In West Africa, particularly in The Gambia, young people continue to migrate from rural to urban areas because agriculture is not a profitable option for them. If farming were a lucrative and attractive business, more people would want to engage in it. We wish to develop projects that are not just helping people to survive but are leading to the creation of a “business” within the food systems. I feel that conventional approaches to eradicating poverty have reached their limits. We would also like to build partnerships with the private sector.

Mr. Amameishi:
It is essential to strengthen the food and agriculture sector at all levels, from the national to the individual. In 2003, the African Union (AU) declared that at least 10 percent of the national budgetary resources would be devoted to agriculture and rural development. However, this has not been achieved in many countries due to the many development issues. Food security is necessary for human beings to live with dignity. We believe that African countries and development aid agencies should take a lesson from this food crisis and take another look at the agricultural sector. It is also necessary to strengthen field-level initiatives for small farmers and others.
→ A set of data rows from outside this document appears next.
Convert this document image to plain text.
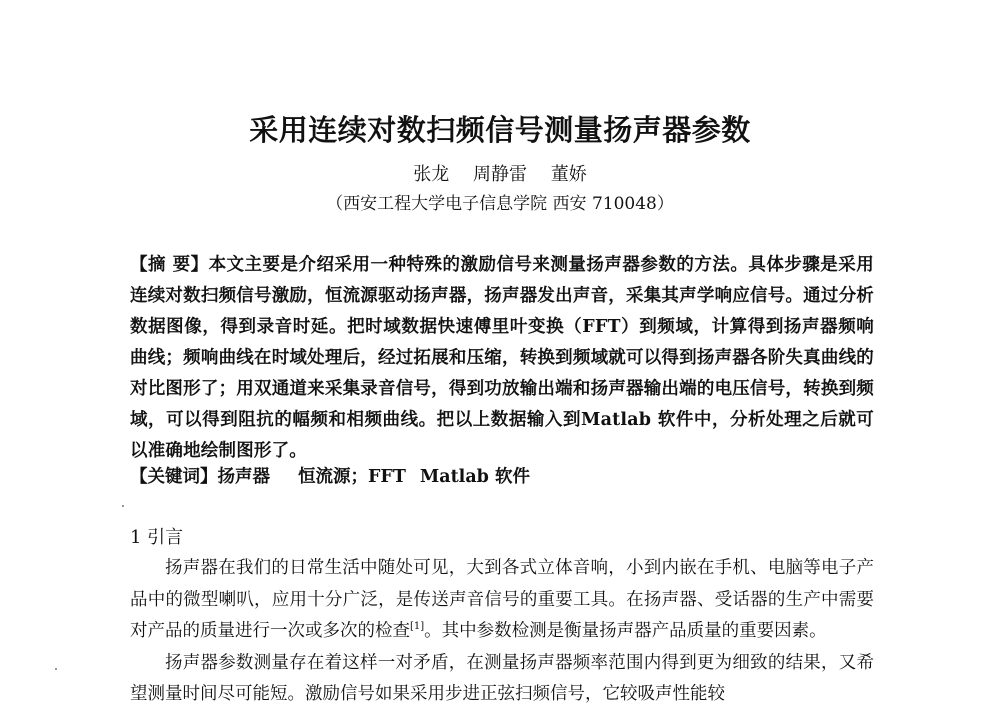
采用连续对数扫频信号测量扬声器参数
张龙 周静雷 董娇
（西安工程大学电子信息学院 西安 710048）
【摘 要】本文主要是介绍采用一种特殊的激励信号来测量扬声器参数的方法。具体步骤是采用连续对数扫频信号激励，恒流源驱动扬声器，扬声器发出声音，采集其声学响应信号。通过分析数据图像，得到录音时延。把时域数据快速傅里叶变换（FFT）到频域，计算得到扬声器频响曲线；频响曲线在时域处理后，经过拓展和压缩，转换到频域就可以得到扬声器各阶失真曲线的对比图形了；用双通道来采集录音信号，得到功放输出端和扬声器输出端的电压信号，转换到频域，可以得到阻抗的幅频和相频曲线。把以上数据输入到Matlab 软件中，分析处理之后就可以准确地绘制图形了。
【关键词】扬声器 恒流源；FFT Matlab 软件
1 引言

扬声器在我们的日常生活中随处可见，大到各式立体音响，小到内嵌在手机、电脑等电子产品中的微型喇叭，应用十分广泛，是传送声音信号的重要工具。在扬声器、受话器的生产中需要对产品的质量进行一次或多次的检查[1]。其中参数检测是衡量扬声器产品质量的重要因素。

扬声器参数测量存在着这样一对矛盾，在测量扬声器频率范围内得到更为细致的结果，又希望测量时间尽可能短。激励信号如果采用步进正弦扫频信号，它较吸声性能较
Acknowledging that burdens forced on powerless countries is a problem

——Food prices are rising around the world, so the food crisis caused by the Covid-19 pandemic and the invasion of Ukraine is also a concern for developed countries. Is it important for everyone to recognize the global food crisis as something that affects us all?

Mr. Amameishi:
Why do food crises occur in some regions while the food-production level in the world as a whole continues to increase? It is because countries that are powerful and capable of responding to unexpected events are able to secure food supplies when such events happen, while countries that are less powerful and more vulnerable are unable to do so. An increasing number of countries and people are presently threatened by limited access to food. Now, with so much attention being paid to the food crisis, it’s important to raise our awareness towards the reality of these issues.

Mr. Tsumura:
I think everyone has personally felt the effects of the Covid-19 pandemic and the Russia -Ukraine crisis. Everyone in the world faces the same problems and we are all interdependent on one another. It would be great if we could recognize and understand this reality, and if that could drive each of us to take action. We might not fully meet the target deadline of 2030 for achieving SDG Goal 2 of “Zero hunger”, but we would like to get as close to that goal as possible. We will continue to share the information from the field in West Africa.